Lotta alla mafia, piano con le parole

Prendo uno stralcio dal mio articolo scritto su "La Civetta", la rivista dell'Associazione Culturale "Pensiero e Tradizione",  che è intitolato "Falcone e Borsellino 25 anni dopo":
"Termino, dicendo che bisogna evitare di mettere la lotta alla mafia nel tritacarne dello discussione politica tra partiti.
Le divisioni tra la gente comune sono controproducenti rispetto alla lotta a questo male.
Oggi, la mafia è presente in Sicilia (specialmente nelle Province di Palermo, Catania, Ragusa, Trapani, Caltanissetta ed Agrigento) ed è presente nel resto d'Italia e all'estero.
Pensiamo agli Stati Uniti d'America, ove si ricordano mafiosi come Al Capone e Lucky Luciano.
Quindi, essa non è solo un problema siciliano
".

Per il resto dell'articolo, prendete la rivista, contattando la professoressa Barbara Spadini all'e-mail barbaraspadini@virgilio.it, la quale presiede la succitata associazione.
Coloro che la pensano come me sono spesso tacciati di "delegittimare l'operato dei magistrati".
Questo non è affatto vero.
Io non ho mai delegittimato il lavoro dei magistrati.
Anzi, ci sono stati (e ci sono ancora) dei magistrati che hanno creduto (e che credono) nella giustizia, senza secondi fini e senza volere fare la solita battaglia ideologica.
Pensiamo al Beato Rosario Livatino, a Giovanni Falcone e a Paolo Borsellino.
Essi hanno fatto le loro battaglie contro la mafia non per mania di protagonismo o per fare una carriera politica ma per amore della propria terra, la Sicilia, e della giustizia.
I risultati si sono visti.
Purtroppo, certi magistrati di oggi non stanno seguendo questa strada ma hanno preferito seguire l'onda della politica e hanno buttato il tema della lotta alla mafia in questa caciara, offuscando quanto di buono è stato fatto.
I casi di magistrati che hanno scelto la politica sono noti.
Così facendo, la lotta alla mafia è stata svilita.
Questo ha tolto credibilità a tutta la magistratura.

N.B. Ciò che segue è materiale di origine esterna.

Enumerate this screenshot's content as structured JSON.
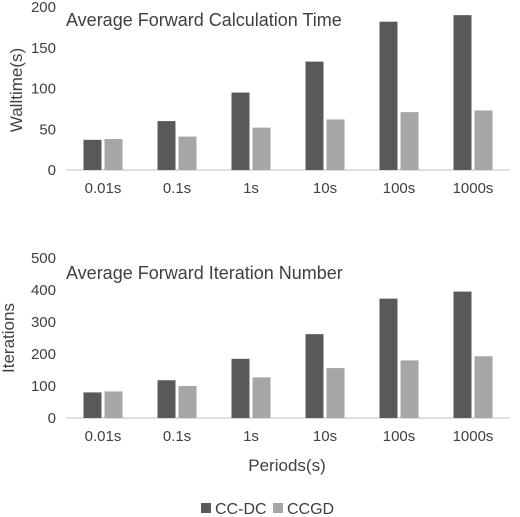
{
  "chart_data": [
    {
      "type": "bar",
      "title": "Average Forward Calculation Time",
      "ylabel": "Walltime(s)",
      "xlabel": "",
      "categories": [
        "0.01s",
        "0.1s",
        "1s",
        "10s",
        "100s",
        "1000s"
      ],
      "series": [
        {
          "name": "CC-DC",
          "values": [
            37,
            60,
            95,
            133,
            182,
            190
          ],
          "color": "#595959"
        },
        {
          "name": "CCGD",
          "values": [
            38,
            41,
            52,
            62,
            71,
            73
          ],
          "color": "#a6a6a6"
        }
      ],
      "ylim": [
        0,
        200
      ],
      "yticks": [
        0,
        50,
        100,
        150,
        200
      ],
      "grid": false
    },
    {
      "type": "bar",
      "title": "Average Forward Iteration Number",
      "ylabel": "Iterations",
      "xlabel": "Periods(s)",
      "categories": [
        "0.01s",
        "0.1s",
        "1s",
        "10s",
        "100s",
        "1000s"
      ],
      "series": [
        {
          "name": "CC-DC",
          "values": [
            80,
            118,
            185,
            262,
            373,
            395
          ],
          "color": "#595959"
        },
        {
          "name": "CCGD",
          "values": [
            83,
            100,
            127,
            156,
            180,
            193
          ],
          "color": "#a6a6a6"
        }
      ],
      "ylim": [
        0,
        500
      ],
      "yticks": [
        0,
        100,
        200,
        300,
        400,
        500
      ],
      "grid": false
    }
  ],
  "legend": {
    "placement": "bottom",
    "items": [
      {
        "label": "CC-DC",
        "color": "#595959"
      },
      {
        "label": "CCGD",
        "color": "#a6a6a6"
      }
    ]
  },
  "axis_color": "#bfbfbf"
}
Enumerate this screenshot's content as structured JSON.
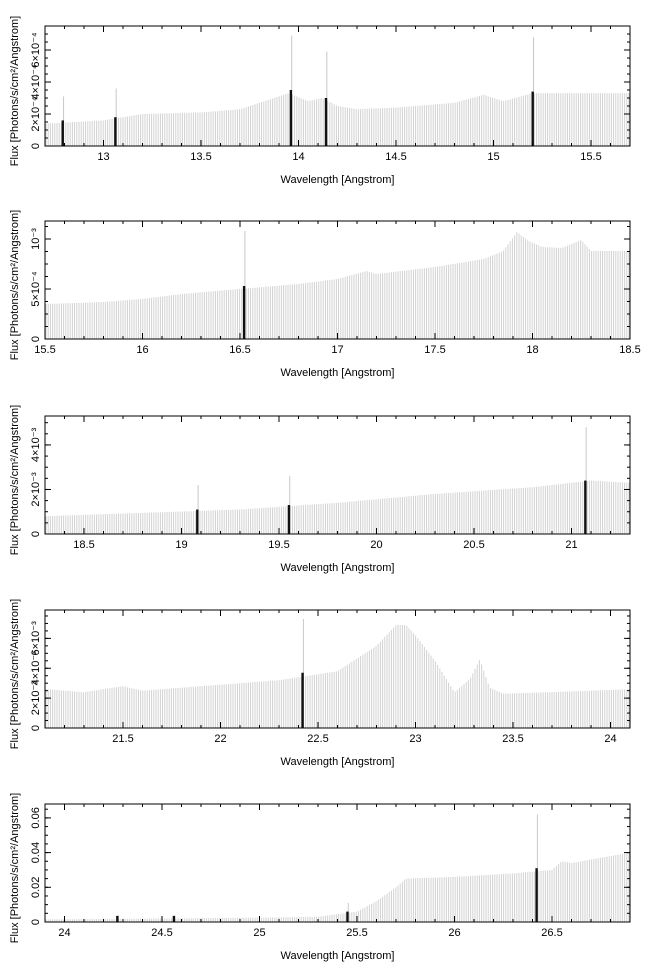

Su "Panorama" vi è un articolo di Keyser Soze che è intitolato "Anche Renzi attacca il codice antimafia: cose dell'altro mondo".
Keyser Soze è un uomo delle istituzioni che da mesi su "Panorama" racconta la politica, dal di dentro. Lo pseudonimo è preso dal film "I soliti sospetti".
Dell'articolo riporto questo stralcio:

"Duro anche un ex magistrato come Luciano Violante, con alle spalle una militanza nella sinistra, abbia intravisto nella filosofia alla base della legge addirittura il "virus del nazismo": "I nazisti ragionavano così: perché aspettare che un comunista o un ebreo commettono un reato? Lo faranno, tanto vale arrestarli prima".

Questo nuovo codice antimafia rischia di creare una cultura del sospetto che può danneggiare l'impresa.
Insomma, la demagogia e l'ideologia rischiano di mandare al macero tutto il lavoro fatto da grandi magistrati che per lottare contro la mafia ci hanno rimesso anche la vita.